La touche graphique apportée par Esteban Maroto n’est pas sans peser dans l’impression de lire un récit qui aurait pu être publié dans Dracula Lives ! ou Vampirella. De fait, le dessinateur a publié dans Vampire Tales, puis dans Creepie, Eerie et Vampirella. Son style en noir et blanc est sans surprise dans la lignée d’un José Gonzales. Il partage avec ce dernier le fait d’avoir pu travailler pour Warren Publishing au travers de l’agence espagnole Selecciones Ilustradas. À ce sujet, je ne peux que conseiller le visionnage du documentaire El Arte de Vampirella.

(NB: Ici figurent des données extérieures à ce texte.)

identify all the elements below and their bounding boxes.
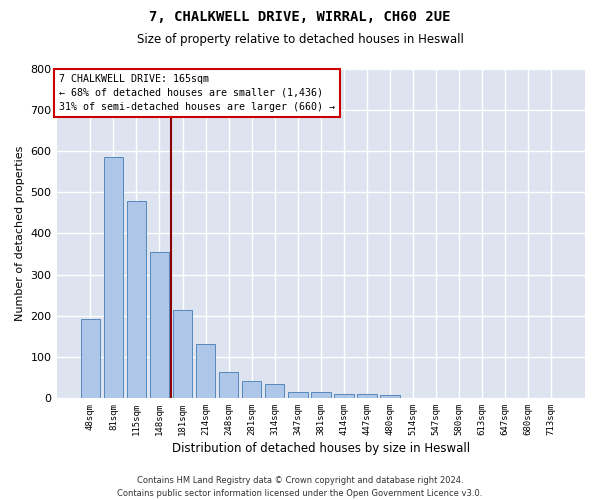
Bar <box>173 310 193 398</box>
X-axis label: Distribution of detached houses by size in Heswall: Distribution of detached houses by size … <box>172 442 470 455</box>
Text: 7, CHALKWELL DRIVE, WIRRAL, CH60 2UE: 7, CHALKWELL DRIVE, WIRRAL, CH60 2UE <box>149 10 451 24</box>
Text: Contains HM Land Registry data © Crown copyright and database right 2024.
Contai: Contains HM Land Registry data © Crown c… <box>118 476 482 498</box>
Bar <box>127 200 146 398</box>
Bar <box>196 344 215 398</box>
Bar <box>288 392 308 398</box>
Bar <box>80 319 100 398</box>
Text: Size of property relative to detached houses in Heswall: Size of property relative to detached ho… <box>137 32 463 46</box>
Bar <box>104 156 123 398</box>
Bar <box>357 394 377 398</box>
Y-axis label: Number of detached properties: Number of detached properties <box>15 146 25 321</box>
Text: 7 CHALKWELL DRIVE: 165sqm
← 68% of detached houses are smaller (1,436)
31% of se: 7 CHALKWELL DRIVE: 165sqm ← 68% of detac… <box>59 74 335 112</box>
Bar <box>242 382 262 398</box>
Bar <box>219 372 238 398</box>
Bar <box>265 384 284 398</box>
Bar <box>149 252 169 398</box>
Bar <box>334 394 353 398</box>
Bar <box>380 394 400 398</box>
Bar <box>311 392 331 398</box>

Si Roy Thomas est fidèle à la réalité historique derrière le personnage de Dracula, il n’en joue pas moins également avec la figure du vampire. Ainsi, l’idée est distillée tout au fil du récit que la mort humaine de Vlad n’est pas pour autant une mort définitive. Le personnage renaîtra vampire dans un final qui n’aurait pas dépareillé dans les pages de Tomb of Dracula. Pour ce faire, le scénariste utilise une scène antérieure du récit, quand la première compagne de Vlad se suicide en se jetant dans la rivière. Les suicidés sont en effet considérés comme particulièrement disposés à devenir vampires. Et si la tête de Vlad est censée avoir été ramenée à Constantinople comme preuve de sa mort, il y a l’idée qu’elle ait pu se transmettre entre les mains de ses descendants, jusqu’à être rassemblée avec son corps. La résurrection du personnage ayant lieu à Snagov, la fiction s’ancre donc dans une certaine réalité. D’autant que cette scène permet à Thomas d’expliquer à sa façon l’état dans lequel a été retrouvée la tombe de Vlad à son ouverture, en 1932.
Ce Vlad the Impaler est à ranger aux côtés du manga Vlad Draculea, en cela qu’il s’attache à rester au plus près de l’Histoire pour raconter les règnes troublés du personnage. Mais Roy Thomas ne peut s’empêcher de glisser en conclusion une scène qui établit le lien avec le Dracula de fiction. Au final, l’histoire est efficacement racontée et graphiquement réussie, même si le style de son illustrateur porte la marque des années 1970.